The numbers behind Russian-owned superyachts
We analyse the Russian-owned superyacht fleet to see how further sanctions may affect the market…
Some of the largest and most high-profile superyachts have been frozen amidst the various sanctions applied by the EU, UK, US and others as a result of Russia’s invasion of Ukraine. This, in turn, has led to the industry being thrown into the limelight and receiving an unprecedented amount of attention from the mainstream media. Because the industry is so niche and secretive, little is known about how these sanctions will ultimately affect the wider market. So far just over half a dozen superyachts have actually been frozen, but there have also been reports of Russian owned yachts (not owned by sanctioned individuals) also being affected.
M/Y Ragnar became stranded in Narvik, Norway after being denied fuel from suppliers. The English captain and former marine, along with his team of 16 Western crew, were subjected to hostility and abuse from angry locals who mistook them for KGB officers. Finland has also impounded 21 yachts with immediate effect while they conduct research to find out who their owners are and whether or not they have been sanctioned. Considering there are over five thousand superyachts in the world, just eight seizures doesn’t seem too significant.
But on the contrary, the sanctions have affected thousands of employees all over Western Europe. Many have lost work or been made redundant because of the sanctions as superyachts are frozen and projects around Europe are reduced to having skeleton crew.
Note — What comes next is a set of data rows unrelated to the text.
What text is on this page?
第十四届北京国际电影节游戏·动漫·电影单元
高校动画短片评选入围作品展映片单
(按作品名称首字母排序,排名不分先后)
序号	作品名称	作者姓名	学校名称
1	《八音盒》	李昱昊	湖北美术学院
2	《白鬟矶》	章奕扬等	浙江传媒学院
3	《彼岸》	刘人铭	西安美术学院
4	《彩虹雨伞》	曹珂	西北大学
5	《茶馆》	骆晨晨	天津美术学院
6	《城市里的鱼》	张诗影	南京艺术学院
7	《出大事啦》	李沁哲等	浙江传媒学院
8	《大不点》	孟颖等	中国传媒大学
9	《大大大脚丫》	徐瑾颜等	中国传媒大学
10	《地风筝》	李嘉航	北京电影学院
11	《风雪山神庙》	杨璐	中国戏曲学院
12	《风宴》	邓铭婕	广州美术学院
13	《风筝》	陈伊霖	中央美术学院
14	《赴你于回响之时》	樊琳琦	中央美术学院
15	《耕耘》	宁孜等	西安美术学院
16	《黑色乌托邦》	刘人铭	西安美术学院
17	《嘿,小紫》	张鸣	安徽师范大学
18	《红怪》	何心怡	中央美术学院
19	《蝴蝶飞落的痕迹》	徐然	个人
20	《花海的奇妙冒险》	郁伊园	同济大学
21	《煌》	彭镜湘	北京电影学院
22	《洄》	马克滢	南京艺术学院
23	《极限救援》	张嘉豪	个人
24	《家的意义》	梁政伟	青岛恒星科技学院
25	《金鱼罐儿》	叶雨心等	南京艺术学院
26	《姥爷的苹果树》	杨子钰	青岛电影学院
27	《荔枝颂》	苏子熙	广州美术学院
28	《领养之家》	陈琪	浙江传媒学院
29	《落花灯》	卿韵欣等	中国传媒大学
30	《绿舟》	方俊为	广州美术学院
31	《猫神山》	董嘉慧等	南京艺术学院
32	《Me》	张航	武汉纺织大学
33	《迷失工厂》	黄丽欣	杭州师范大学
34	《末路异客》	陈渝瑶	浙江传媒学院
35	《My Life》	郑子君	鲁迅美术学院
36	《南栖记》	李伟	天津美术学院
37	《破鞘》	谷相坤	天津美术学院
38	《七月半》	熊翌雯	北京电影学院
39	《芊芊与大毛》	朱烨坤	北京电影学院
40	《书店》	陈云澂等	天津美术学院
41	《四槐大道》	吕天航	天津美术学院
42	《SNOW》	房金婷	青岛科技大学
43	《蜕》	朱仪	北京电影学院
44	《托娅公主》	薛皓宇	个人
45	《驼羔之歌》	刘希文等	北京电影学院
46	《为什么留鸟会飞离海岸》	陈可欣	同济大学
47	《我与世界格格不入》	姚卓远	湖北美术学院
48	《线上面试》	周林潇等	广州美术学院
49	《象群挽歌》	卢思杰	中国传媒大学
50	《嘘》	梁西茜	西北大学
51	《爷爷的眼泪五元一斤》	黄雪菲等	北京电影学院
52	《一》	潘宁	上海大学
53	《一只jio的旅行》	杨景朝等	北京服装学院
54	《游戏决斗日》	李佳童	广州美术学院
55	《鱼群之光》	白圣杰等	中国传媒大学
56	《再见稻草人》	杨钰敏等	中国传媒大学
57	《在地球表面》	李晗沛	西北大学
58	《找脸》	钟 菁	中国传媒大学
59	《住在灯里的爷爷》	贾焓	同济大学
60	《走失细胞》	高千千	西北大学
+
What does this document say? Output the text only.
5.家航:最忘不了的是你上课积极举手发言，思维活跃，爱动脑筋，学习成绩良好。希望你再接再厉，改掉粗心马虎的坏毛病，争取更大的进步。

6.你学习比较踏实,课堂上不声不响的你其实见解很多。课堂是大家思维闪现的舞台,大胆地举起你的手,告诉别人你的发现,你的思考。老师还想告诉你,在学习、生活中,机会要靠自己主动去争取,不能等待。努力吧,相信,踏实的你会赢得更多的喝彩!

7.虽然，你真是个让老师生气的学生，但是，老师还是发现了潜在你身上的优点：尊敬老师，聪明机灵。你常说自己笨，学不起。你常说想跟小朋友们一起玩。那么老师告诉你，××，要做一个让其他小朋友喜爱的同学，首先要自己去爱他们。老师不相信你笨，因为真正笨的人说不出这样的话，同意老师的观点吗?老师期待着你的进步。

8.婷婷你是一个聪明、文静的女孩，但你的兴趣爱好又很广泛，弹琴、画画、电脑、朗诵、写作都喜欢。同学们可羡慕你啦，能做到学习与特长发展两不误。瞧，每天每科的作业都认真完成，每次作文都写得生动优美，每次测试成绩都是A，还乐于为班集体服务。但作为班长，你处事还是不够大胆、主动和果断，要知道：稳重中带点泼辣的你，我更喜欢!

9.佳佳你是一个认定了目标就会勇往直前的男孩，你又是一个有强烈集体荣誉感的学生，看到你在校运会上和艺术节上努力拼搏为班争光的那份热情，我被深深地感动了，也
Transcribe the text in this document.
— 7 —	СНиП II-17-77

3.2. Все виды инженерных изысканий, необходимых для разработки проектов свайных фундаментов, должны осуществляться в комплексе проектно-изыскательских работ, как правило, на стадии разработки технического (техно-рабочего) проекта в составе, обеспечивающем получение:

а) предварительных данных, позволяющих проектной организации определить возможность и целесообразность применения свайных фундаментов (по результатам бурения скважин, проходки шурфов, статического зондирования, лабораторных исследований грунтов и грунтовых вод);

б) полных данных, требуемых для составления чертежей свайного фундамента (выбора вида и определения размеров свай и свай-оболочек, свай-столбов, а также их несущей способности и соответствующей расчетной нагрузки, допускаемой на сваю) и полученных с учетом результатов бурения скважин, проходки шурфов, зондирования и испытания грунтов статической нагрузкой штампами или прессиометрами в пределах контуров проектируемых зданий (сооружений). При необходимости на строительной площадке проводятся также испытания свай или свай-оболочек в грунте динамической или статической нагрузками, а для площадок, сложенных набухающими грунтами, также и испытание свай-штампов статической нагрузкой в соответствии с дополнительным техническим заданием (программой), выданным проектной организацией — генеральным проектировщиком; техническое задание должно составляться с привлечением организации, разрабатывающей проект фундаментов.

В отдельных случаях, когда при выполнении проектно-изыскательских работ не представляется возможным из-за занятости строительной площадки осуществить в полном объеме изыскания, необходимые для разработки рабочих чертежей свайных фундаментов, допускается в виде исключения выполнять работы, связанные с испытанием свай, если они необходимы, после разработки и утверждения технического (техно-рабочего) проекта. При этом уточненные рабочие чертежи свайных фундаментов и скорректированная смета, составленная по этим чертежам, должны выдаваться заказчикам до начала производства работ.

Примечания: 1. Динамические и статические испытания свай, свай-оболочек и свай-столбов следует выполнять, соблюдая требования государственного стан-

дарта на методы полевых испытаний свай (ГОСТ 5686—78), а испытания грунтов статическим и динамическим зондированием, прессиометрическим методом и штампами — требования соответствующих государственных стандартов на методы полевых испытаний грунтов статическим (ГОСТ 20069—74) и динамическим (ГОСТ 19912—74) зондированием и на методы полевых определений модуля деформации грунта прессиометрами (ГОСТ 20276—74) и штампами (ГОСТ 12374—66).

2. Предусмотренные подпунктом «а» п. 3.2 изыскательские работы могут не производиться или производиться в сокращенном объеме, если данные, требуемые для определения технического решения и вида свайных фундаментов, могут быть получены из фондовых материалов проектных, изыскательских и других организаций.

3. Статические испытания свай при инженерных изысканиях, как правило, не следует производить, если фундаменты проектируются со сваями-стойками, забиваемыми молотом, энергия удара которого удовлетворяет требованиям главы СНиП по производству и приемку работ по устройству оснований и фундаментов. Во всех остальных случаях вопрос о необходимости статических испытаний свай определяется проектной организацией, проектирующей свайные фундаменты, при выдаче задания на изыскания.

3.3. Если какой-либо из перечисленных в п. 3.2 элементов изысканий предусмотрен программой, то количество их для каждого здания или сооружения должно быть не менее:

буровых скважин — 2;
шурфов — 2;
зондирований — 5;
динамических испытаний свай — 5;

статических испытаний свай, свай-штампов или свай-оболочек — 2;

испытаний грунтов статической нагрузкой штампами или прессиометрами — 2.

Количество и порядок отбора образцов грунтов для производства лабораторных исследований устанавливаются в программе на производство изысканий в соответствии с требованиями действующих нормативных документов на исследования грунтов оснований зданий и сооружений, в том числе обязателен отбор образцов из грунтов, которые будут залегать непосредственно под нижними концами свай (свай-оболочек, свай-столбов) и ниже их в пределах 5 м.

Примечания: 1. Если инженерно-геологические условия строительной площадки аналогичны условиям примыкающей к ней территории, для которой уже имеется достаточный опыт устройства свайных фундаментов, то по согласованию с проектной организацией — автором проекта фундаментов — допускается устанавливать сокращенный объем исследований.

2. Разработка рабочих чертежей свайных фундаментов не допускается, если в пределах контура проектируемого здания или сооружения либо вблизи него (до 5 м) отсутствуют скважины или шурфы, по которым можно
It is incredibly difficult to estimate exactly how many superyachts are owned by oligarchs because of the complexities of ownership structures and the various NDAs that are in place. With that being said, The Superyacht Agency has been able to identify around 370 superyachts over 30m in length that are ‘Russian-owned’ - this equates to about 8.8 per cent of the superyacht fleet. Furthermore, the bigger the yacht is, the more likely it is to be owned by a Russian. Russians own just over 29 per cent of all superyachts over 90m in length.
According to data from The Superyacht Agency, it is estimated that there are over 4,500 crew who have been affected by the sanctions, this roughly equates to about 11 per cent of all superyacht crew across the entire fleet. The Russian-owned superyachts over 90 metres in length actually employ more crew overall than the yachts in the 30-40m bracket.
As seen in the vertical bar graph below, almost every single Russian-owned superyacht has been in the Mediterranean at some point since 2015, something which will come as no surprise to stakeholders. As expected the Mediterranean and The Caribbean are the most popular cruising grounds for these yachts. So far, every yacht that has been frozen has been in the Mediterranean or in a refit shipyard in Northern Europe. However, there is the possibility that many more individuals may be sanctioned in the not too distant future and that their superyachts too will be frozen.
It may seem like a wasted practice to analyse the impact of an issue that is still ongoing. There is still no telling what will actually happen to the frozen superyachts, for all we know they could be used to help refugees fleeing Ukraine or they could be given back to their owners as part of a political bargaining chip.
Nevertheless, it is worth noting that challenges for today’s market have gone far beyond the sanctions themselves. Either out of solidarity with Ukraine, or out of fear of breaking sanctions law, some sectors and businesses have simply removed all services to Russian owners and buyers and, therefore, the impact on 370 superyachts will be far more hard felt by the industry than the freezing of 8 vessels.